Autistic Brain Owner’s Manual Lesson 3: The Early Nerve Gets the Attention

Autistic Brain 3

Our brains starting at the brainstem work from the inside out. There are some types of experience that we process before we even think about them. These include first emotions and then visual input. Language and other higher thought comes later.

What this means is that your nervous system (and everyone’s nervous system) feels first, sees second, and thinks third.

For autistic people, language processing can sometimes be a challenge. It’s important to know how the brain works so that you can build on what’s already working.

feelings firstthen picturesthen language
Your inside-out brain processes emotions first, then images, then language and higher thinking. 

Feelings First

In every human being, no matter their cognitive level, emotions are functional. Emotions are precognitive. That means they are processed in the spinal cord, the brain stem, and the deep brain before they reach the parts of the brain used for thought.
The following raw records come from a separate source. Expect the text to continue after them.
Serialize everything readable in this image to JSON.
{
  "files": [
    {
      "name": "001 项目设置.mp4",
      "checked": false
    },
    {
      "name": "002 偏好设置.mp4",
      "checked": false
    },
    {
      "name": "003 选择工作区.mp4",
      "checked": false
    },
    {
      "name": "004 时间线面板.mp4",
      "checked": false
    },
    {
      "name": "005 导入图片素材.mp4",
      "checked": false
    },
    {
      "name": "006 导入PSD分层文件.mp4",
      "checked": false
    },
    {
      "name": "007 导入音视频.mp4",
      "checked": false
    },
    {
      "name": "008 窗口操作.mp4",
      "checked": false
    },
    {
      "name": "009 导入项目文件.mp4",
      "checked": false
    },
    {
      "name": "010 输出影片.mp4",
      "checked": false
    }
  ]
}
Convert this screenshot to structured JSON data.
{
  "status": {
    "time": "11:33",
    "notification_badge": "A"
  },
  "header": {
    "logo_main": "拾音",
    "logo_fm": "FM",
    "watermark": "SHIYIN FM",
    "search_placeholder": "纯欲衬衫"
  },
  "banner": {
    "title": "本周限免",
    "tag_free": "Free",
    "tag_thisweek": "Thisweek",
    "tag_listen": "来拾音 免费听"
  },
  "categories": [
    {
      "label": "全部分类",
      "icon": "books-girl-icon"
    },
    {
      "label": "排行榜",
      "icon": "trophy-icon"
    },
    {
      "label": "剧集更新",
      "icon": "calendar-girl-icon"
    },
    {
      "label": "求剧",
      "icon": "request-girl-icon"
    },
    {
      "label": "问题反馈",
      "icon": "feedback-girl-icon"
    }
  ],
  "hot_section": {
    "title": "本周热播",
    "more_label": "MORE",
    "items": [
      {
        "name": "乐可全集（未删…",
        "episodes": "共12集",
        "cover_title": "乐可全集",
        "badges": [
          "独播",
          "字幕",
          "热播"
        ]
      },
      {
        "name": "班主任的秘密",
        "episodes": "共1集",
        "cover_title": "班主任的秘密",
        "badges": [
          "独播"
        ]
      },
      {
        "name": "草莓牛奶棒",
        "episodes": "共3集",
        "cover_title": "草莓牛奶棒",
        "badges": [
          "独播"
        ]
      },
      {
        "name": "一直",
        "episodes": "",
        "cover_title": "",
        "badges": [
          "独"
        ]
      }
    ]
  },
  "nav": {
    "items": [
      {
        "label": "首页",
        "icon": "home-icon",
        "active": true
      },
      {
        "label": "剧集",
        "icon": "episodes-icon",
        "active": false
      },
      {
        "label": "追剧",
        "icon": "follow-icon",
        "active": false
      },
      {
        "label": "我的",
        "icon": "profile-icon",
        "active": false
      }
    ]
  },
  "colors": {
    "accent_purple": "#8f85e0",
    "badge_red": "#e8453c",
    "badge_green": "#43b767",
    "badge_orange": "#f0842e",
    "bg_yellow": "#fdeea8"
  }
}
Why does this matter? Because the early nerve gets the attention. Your feelings (including emotions and sense of safety from sensory soothing) will always win a battle for attention, even if they’re not acknowledged. They must be integrated with your thoughts through careful work training your attention to understand thinking, observations, and feelings at the same time. (I highly recommend the Social Thinking curricula for getting a boost in this area [not affiliated], but there are several programs or therapies that can help you integrate experiences.)

If you want to teach a child with autism, build from the inside of the brain outward. Use AAC or other tools to teach language for emotions first. Often progress is slow or non-existent because people trying to help start by trying to teach to the higher processing parts of the brain first. That’s backwards.

My formerly non-verbal, formerly profoundly cognitively delayed (less than 1st percentile), profoundly autistic son is now cognitively average for his age group with language growing with the help of AAC. He’s still autistic (of course!) and still working to develop communication skills, but he’s verbal now, too. The success in helping him function and grow into self-regulation skills comes after two years of intense therapies, including starting our pragmatic language with emotion filters from the beginning.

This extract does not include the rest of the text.